Antifragilité de l’entreprise : la leçon de Kant

Depuis 2008, les entreprises européennes ont affronté une succession sans précédent de crises financière, européenne, sanitaire, énergétique et climatique. L’imprévision de ces « cygnes noirs »[1] s’est conjuguée avec l’incertitude attachée aux « cygnes verts et bruns » menaçant les changements engagés depuis les années 2000, comme la réindustrialisation de l’Europe (et notamment de la France), l’encadrement de l’Intelligence Artificielle, les atermoiements de la transition énergétique et la pression du Développement Durable et de la RSE. Cet enchaînement d’événements conjoncturels et de facteurs structurels a contribué à renforcer l’antifragilité des entreprises. Leurs capacités de réaction et d’adaptation ont été notamment développées grâce aux nouvelles perceptions de l’espace et du temps (Kant, 1781)[2] par leurs managers.

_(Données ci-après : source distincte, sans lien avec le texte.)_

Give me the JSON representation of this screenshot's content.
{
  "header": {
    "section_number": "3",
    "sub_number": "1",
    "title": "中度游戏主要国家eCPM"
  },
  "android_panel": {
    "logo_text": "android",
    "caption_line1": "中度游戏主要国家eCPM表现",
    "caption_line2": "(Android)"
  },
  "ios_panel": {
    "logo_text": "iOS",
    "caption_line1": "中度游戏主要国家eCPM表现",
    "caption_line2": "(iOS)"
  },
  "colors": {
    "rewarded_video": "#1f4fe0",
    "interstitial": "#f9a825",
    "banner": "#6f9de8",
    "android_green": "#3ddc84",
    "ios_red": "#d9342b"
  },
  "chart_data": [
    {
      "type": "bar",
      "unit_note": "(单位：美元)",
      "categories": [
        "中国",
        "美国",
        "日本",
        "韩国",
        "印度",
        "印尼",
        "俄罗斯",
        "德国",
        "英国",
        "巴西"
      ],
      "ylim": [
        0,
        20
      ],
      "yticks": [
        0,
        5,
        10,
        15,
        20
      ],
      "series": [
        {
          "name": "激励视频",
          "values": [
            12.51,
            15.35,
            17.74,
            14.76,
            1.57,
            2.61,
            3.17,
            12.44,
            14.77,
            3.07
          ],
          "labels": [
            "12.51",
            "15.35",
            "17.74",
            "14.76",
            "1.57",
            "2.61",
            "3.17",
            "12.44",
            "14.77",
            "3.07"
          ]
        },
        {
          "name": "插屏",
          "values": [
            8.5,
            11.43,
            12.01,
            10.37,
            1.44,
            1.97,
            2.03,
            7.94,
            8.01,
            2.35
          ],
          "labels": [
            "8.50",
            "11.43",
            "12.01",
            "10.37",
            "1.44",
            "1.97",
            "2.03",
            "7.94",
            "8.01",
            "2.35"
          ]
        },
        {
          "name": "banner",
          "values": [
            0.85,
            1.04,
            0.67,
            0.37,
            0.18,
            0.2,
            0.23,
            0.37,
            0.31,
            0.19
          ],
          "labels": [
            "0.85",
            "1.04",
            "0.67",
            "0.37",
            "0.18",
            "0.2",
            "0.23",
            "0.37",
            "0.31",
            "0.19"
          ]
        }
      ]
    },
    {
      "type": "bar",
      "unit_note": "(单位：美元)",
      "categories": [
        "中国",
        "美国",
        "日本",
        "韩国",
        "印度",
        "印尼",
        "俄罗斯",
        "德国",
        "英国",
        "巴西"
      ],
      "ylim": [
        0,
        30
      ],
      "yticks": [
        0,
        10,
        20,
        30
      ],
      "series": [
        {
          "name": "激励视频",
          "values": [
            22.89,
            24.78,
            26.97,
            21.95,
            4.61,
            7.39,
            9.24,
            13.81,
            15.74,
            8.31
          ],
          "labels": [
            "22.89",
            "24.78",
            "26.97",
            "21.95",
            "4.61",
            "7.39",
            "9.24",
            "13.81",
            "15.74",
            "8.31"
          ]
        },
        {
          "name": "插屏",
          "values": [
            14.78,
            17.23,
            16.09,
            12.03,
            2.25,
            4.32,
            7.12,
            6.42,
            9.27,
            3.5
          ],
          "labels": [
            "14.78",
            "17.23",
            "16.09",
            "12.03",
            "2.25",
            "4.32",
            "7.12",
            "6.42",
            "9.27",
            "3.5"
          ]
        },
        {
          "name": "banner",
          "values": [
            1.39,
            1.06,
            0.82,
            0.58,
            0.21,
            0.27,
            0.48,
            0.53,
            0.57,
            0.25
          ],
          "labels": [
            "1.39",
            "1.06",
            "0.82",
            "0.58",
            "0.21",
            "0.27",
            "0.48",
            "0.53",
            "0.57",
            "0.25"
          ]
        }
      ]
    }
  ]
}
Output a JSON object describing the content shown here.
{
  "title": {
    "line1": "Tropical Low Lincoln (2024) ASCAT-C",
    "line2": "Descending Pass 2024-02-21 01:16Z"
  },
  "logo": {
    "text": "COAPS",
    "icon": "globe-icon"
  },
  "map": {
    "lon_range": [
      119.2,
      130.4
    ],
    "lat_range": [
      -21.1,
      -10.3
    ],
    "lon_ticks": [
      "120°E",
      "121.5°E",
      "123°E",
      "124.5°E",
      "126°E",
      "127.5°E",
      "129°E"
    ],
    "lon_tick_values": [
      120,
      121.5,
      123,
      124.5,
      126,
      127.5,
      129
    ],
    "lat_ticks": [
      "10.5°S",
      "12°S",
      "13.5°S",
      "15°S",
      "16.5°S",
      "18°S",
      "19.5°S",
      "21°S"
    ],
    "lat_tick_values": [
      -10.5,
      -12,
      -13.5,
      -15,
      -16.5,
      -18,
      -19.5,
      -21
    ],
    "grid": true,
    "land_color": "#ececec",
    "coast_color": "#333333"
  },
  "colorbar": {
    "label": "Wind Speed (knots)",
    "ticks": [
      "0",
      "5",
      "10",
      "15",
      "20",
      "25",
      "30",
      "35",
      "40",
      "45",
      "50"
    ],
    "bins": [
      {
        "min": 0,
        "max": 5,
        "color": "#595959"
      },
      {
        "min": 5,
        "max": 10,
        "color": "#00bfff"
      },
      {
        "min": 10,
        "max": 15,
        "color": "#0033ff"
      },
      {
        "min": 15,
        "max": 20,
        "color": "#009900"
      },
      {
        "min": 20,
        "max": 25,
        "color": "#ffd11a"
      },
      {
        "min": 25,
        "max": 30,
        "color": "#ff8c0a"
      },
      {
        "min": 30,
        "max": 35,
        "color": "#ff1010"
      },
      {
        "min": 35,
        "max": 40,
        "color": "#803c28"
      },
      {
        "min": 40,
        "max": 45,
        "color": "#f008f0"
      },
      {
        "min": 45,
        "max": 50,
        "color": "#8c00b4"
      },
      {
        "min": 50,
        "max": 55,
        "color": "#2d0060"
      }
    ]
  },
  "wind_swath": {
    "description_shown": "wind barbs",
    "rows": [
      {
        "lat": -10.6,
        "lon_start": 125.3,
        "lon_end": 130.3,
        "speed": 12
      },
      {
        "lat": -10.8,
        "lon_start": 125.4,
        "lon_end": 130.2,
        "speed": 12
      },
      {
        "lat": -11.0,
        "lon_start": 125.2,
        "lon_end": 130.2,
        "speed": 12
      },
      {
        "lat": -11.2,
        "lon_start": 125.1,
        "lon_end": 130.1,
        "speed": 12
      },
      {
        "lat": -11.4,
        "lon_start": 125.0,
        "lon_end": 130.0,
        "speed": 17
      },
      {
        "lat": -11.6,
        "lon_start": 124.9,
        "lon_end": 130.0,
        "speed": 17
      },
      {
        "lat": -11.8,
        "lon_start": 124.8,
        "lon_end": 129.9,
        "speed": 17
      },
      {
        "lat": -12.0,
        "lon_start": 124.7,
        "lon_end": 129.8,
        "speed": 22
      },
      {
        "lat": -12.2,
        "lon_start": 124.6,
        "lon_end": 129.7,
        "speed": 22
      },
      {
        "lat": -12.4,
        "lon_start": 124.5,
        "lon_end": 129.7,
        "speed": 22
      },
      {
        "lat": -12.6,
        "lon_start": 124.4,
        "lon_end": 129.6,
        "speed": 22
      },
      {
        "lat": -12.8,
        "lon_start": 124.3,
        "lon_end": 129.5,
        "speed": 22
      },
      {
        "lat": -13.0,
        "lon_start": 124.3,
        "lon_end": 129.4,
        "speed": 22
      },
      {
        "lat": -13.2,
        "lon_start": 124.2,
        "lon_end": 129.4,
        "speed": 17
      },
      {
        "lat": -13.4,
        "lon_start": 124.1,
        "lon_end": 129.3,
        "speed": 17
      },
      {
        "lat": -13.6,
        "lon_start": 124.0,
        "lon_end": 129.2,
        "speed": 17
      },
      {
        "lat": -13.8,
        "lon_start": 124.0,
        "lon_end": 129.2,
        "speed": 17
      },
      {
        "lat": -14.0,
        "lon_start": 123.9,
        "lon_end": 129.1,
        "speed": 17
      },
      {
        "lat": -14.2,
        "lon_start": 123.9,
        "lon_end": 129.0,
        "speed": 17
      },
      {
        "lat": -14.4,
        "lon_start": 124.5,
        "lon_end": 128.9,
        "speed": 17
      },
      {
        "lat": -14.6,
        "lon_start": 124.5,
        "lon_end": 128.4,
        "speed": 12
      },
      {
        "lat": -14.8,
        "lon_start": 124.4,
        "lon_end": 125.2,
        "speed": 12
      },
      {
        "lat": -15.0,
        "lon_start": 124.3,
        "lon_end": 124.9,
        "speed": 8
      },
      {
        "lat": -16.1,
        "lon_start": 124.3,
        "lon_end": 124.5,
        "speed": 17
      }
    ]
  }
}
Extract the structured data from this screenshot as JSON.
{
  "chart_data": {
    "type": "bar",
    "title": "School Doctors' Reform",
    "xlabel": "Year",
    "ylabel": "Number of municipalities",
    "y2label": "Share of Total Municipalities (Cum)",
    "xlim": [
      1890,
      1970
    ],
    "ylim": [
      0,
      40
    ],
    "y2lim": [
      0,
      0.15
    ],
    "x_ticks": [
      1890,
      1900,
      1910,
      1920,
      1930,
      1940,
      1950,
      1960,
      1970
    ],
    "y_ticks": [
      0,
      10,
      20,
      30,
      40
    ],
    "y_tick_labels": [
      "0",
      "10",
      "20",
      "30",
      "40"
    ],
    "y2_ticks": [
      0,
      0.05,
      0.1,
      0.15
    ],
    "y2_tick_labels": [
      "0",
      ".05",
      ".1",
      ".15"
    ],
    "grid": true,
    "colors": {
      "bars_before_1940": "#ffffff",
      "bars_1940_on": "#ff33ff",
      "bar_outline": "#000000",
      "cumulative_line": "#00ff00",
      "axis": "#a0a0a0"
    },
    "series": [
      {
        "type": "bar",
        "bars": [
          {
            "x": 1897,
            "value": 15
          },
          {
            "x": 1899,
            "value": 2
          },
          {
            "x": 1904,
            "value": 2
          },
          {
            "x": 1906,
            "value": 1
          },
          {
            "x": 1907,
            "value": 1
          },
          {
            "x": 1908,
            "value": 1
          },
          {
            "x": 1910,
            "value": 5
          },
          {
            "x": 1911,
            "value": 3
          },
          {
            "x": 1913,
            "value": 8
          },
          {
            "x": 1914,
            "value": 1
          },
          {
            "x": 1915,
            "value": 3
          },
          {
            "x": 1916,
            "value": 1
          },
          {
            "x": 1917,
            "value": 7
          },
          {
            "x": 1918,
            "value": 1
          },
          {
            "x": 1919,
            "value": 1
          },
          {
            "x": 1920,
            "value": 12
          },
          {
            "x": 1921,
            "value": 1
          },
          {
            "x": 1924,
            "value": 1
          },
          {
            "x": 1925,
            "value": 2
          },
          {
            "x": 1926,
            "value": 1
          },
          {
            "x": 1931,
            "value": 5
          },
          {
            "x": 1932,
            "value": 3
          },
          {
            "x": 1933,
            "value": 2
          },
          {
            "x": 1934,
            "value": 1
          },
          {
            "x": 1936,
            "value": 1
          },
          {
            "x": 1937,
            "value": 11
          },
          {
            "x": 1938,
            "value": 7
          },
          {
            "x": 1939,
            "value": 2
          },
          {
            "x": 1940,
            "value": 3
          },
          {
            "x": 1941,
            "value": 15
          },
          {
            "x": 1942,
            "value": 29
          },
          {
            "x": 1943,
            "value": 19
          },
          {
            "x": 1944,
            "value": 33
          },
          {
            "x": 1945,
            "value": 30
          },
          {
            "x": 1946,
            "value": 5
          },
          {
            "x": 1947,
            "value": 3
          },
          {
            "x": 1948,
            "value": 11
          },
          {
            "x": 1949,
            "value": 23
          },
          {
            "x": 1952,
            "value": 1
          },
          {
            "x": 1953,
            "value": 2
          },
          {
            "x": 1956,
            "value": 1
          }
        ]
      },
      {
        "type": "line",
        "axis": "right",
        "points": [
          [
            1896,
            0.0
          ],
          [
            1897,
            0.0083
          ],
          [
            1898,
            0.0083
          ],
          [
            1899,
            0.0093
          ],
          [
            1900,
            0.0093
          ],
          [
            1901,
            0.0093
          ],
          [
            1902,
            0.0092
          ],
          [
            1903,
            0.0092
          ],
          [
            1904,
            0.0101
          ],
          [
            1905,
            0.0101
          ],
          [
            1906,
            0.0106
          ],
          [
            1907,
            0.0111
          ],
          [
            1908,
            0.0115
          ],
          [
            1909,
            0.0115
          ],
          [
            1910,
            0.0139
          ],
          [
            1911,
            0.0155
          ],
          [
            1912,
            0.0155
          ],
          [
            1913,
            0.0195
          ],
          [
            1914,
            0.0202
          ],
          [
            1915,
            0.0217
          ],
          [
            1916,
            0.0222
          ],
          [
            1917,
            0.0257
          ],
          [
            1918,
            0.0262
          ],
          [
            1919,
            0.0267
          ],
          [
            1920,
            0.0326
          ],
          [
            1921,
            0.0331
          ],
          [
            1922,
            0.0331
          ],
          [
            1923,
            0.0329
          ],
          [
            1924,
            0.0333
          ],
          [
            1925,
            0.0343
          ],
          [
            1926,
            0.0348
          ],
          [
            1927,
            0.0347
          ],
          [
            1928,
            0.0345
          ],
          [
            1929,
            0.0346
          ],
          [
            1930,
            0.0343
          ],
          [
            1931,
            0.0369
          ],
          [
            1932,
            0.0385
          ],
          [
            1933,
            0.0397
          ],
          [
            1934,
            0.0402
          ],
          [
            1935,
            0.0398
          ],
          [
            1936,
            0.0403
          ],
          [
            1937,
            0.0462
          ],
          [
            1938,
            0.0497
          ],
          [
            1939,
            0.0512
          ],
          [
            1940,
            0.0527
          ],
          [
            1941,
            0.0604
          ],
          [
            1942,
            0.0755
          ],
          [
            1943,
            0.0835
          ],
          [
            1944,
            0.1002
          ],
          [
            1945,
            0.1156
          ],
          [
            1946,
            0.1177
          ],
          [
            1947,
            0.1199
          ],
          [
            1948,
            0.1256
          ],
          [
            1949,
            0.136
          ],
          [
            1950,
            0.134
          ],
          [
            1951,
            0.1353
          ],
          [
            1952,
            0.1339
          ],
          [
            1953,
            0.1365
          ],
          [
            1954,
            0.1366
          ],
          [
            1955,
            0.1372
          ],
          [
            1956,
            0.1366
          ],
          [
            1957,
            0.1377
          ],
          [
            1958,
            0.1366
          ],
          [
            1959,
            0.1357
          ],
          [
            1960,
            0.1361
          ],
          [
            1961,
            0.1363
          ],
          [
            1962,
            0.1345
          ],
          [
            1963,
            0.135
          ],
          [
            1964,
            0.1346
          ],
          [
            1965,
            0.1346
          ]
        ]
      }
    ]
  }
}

Leurs perceptions de l’espace ont été en effet affinées par de nouvelles approches des systèmes productifs et des supply chains, de la relocalisation des écosystèmes industriels et de la diversification des services en ligne. Dans le temps, les entrepreneurs et les managers ont dû faire face à une croissance économique suspendue par la crise pandémique puis à une hausse brutale des prix des matières premières, de l’énergie et des produits alimentaires. Les acteurs de l’entreprise se sont pour la plupart adaptés à des temporalités contradictoires. Face à cette « confusion entre horizons », ils se sont efforcés de concilier performance à court terme et soutenabilité à long terme. La recherche de profit immédiat et la gouvernance actionnariale des entreprises rivalisent désormais avec des objectifs intergénérationnels de performances extra-financières et une gouvernance plus partenariale.
[1] Nissim Taleb, Le cygne noir, la puissance de l’imprévisible, Les Belles Lettres, 2012.
[2] Emmanuel Kant, Critique de la raison pure, PUF, 1787.